Coffee Break
by Kwame Dawes
It was Christmastime,
the balloons needed blowing,
and so in the evening
we sat together to blow
balloons and tell jokes,
and the cool air off the hills
made me think of coffee,
so I said, “Coffee would be nice,”
and he said, “Yes, coffee
would be nice,” and smiled
as his thin fingers pulled
the balloons from the plastic bags;
so I went for coffee,
and it takes a few minutes
to make the coffee
and I did not know
if he wanted cow’s milk
or condensed milk,
and when I came out
to ask him, he was gone,
just like that, in the time
it took me to think,
cow’s milk or condensed;
the balloons sat lightly
on his still lap.
from Duppy Conqueror: New and Selected Poems.
© Copper Canyon Press, 2014. Reprinted with permission. (buy now)
The repetition of words and phrases in “Coffee Break”—such as “Coffee would be nice”—lends this poem an incantatory, prayer-like quality. But what we think will be a portrait of a man offering to make his sick friend a cup of coffee on a cool evening, quickly becomes a meditation on life’s transience. “In the time/it took me to think,/cow’s milk or condensed,” the speaker tells us, his friend had suddenly passed away. So much can happen, Kwame Dawes gently reminds us, in the space of a single thought.

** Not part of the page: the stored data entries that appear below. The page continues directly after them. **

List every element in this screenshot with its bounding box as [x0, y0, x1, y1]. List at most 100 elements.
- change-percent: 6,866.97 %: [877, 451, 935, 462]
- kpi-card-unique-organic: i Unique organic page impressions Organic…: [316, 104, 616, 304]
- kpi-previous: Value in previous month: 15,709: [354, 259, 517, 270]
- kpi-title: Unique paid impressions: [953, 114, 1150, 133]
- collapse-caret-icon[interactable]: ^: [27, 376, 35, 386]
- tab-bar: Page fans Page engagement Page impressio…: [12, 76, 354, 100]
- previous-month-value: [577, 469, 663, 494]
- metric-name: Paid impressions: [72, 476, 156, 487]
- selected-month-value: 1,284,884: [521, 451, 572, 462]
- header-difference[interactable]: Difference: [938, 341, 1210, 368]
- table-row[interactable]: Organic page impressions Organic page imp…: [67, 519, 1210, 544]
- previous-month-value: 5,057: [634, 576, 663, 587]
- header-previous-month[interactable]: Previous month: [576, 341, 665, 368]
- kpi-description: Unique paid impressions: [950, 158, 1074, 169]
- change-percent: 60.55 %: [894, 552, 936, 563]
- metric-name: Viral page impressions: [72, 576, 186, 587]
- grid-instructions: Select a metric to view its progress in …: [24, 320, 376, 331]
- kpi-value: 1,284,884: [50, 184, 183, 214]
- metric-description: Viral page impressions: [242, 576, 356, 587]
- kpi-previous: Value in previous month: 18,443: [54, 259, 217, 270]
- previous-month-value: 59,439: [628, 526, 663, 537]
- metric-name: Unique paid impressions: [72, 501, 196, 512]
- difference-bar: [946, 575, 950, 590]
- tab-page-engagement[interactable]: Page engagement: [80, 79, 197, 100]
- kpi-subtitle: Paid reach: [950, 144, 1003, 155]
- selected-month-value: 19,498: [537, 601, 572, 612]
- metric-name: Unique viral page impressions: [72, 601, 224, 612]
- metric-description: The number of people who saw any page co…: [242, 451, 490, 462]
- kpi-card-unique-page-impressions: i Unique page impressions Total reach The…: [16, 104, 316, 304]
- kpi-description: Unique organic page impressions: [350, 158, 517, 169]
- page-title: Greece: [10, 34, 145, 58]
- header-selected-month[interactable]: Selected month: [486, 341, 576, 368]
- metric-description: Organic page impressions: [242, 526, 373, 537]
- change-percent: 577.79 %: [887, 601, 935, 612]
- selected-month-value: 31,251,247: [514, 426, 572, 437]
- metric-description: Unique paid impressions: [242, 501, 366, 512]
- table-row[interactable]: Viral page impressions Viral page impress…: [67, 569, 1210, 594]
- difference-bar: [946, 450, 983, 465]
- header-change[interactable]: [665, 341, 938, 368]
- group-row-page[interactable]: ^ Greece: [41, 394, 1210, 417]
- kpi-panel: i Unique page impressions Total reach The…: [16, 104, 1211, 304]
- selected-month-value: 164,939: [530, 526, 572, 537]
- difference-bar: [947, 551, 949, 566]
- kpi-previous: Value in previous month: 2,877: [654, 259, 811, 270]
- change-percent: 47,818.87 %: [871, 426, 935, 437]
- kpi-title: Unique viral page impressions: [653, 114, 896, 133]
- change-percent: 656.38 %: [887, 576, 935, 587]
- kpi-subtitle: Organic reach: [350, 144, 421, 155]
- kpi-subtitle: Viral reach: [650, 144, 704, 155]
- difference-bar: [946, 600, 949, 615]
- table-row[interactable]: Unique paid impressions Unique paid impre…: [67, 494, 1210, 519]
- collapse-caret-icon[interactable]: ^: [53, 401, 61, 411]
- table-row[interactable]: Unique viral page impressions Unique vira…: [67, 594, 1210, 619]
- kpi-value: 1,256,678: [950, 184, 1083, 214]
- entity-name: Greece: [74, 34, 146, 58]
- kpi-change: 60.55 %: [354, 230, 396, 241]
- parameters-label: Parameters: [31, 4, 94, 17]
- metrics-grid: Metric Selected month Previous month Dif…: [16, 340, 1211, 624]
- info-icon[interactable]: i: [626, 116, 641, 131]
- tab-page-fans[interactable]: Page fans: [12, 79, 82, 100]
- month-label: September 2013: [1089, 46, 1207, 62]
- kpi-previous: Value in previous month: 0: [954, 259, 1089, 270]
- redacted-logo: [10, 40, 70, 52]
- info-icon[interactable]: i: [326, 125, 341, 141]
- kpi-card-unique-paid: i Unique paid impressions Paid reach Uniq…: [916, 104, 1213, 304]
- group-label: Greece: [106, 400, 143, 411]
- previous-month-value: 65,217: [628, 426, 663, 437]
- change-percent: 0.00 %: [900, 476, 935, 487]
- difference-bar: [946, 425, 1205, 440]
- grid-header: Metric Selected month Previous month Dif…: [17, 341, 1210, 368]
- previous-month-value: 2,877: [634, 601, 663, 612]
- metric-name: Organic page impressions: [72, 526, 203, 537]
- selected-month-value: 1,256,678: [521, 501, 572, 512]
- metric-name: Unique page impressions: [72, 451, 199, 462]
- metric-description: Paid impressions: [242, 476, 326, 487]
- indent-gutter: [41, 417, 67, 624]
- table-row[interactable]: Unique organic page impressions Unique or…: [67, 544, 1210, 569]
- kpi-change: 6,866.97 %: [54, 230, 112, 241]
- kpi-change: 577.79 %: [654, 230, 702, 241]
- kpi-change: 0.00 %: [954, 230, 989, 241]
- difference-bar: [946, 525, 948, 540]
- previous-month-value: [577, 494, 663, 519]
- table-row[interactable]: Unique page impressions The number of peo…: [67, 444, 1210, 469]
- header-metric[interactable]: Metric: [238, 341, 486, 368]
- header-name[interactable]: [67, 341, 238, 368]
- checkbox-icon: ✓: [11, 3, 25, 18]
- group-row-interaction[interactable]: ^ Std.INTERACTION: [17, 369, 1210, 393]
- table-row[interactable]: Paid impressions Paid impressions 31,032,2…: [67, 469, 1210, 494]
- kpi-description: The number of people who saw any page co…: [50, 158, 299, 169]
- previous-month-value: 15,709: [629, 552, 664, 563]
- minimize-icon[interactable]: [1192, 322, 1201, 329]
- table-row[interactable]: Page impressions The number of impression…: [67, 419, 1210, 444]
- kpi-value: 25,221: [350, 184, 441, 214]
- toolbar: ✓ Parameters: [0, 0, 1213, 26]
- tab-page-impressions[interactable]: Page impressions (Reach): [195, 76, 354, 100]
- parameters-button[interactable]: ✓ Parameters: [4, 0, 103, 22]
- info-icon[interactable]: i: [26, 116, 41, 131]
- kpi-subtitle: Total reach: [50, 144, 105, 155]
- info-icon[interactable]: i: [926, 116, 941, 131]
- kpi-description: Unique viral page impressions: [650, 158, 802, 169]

The American Buddhist nun Pema Chödrön has said that this is one of her favorite contemplations: “Since death is certain, but the time of death is uncertain, what is the most important thing?” Dawes’ poem asks that same question, and he suggests that small kindnesses are all we can give to each other in the midst of illness or suffering, knowing how limited our time on earth will be. When we read the final lines, which also end the long sentence of this poem, we cannot help but grieve with Dawes for his lost friend, seeing those balloons “on his still lap,” filled with the breath that no longer fills him.